Jesus answers the man as only the master teacher can. He uses a parable, a story designed to help instruct. He tells this expert in the law about a man who has fallen a fowl of some bandits and robbers, and of the people who travel his way and their reactions when they see him. One is a priest - a recognized religious leader; the next a Levite – a sort of “lay associate” to the clergy; and the last a Samaritan – a hated foreigner of the Jews. The Jews viewed the Samaritan people as half-breeds at best. Half-breeds both physically, and spiritually. These were not the true chosen people, but rather usurpers to the line of Abraham. It is interesting to note then that Jesus makes a significant point by commending the actions of this man. The Samaritan is the only one who shows compassion to the stranger in need of help. The Samaritan alone displays mercy. It seems that he is the only one in this story who truly understands who his neighbor is.

The Samaritan man is put forth as an example for us all. He is the person who recognizes the need of his fellow man and seeks to do all that he can in order to aid him.

Often we forget that actions require re-actions. You will hear people raising their voices to claim their God-given rights. “This is my right as a mother, or as a citizen, or as a human being…!” Most of the time in these little speeches or cries for justice - one element is sorely lacking. You see, along with your rights, come duties. With the free gift comes a responsibility. And this truth applies to the grace of God as well.

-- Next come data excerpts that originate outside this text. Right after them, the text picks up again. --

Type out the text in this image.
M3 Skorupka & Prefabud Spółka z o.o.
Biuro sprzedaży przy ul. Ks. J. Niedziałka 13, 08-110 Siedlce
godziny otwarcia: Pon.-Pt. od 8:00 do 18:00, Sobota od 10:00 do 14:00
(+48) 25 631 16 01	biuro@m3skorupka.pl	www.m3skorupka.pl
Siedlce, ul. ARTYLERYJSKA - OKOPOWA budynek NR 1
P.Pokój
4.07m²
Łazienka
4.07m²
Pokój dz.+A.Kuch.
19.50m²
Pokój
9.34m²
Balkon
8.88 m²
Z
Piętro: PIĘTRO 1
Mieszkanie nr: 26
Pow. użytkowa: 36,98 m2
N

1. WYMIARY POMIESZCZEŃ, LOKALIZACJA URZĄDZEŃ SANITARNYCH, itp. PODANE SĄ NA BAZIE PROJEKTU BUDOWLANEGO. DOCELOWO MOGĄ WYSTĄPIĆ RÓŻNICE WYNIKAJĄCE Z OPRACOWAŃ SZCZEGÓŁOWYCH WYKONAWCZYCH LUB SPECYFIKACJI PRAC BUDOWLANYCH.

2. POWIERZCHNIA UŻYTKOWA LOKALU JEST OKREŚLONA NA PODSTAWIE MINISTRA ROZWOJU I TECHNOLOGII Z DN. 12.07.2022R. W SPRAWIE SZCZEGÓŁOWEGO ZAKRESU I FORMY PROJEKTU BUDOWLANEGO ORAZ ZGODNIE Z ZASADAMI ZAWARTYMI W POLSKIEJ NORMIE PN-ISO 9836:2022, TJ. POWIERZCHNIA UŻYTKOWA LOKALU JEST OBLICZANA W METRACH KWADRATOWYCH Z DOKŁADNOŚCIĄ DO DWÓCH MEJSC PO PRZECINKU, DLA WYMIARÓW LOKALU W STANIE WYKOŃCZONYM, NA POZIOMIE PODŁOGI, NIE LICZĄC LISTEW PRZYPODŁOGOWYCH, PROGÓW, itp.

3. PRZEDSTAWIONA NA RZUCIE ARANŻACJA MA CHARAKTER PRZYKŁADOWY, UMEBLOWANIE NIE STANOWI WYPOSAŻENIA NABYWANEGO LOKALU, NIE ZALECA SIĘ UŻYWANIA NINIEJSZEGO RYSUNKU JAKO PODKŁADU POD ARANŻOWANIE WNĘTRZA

Let’s take a look at the scene in the Garden – the home of our first parents. Adam and Eve were given and shown God’s love from the start. They were given a perfect relationship with their Lord and Maker. With this blessing they were also expected to return this love. They were to love each other and love their Lord. The Fall into sin came as a result of them not loving their neighbor, nor loving their Lord above all else. Instead, they loved themselves first and foremost. They sought their own individual gain. Because of this idolatry –this putting of self before God, sin entered the creation and destroyed the perfect harmony which God had created. Adam and Eve separated themselves from God because they had made themselves their god. We are as guilty as they were, we often put ourselves and our own selfish desires before the Will of God. Often we seek to serve ourselves rather than our Lord. We put our own interests before that of our God and that of our fellow man.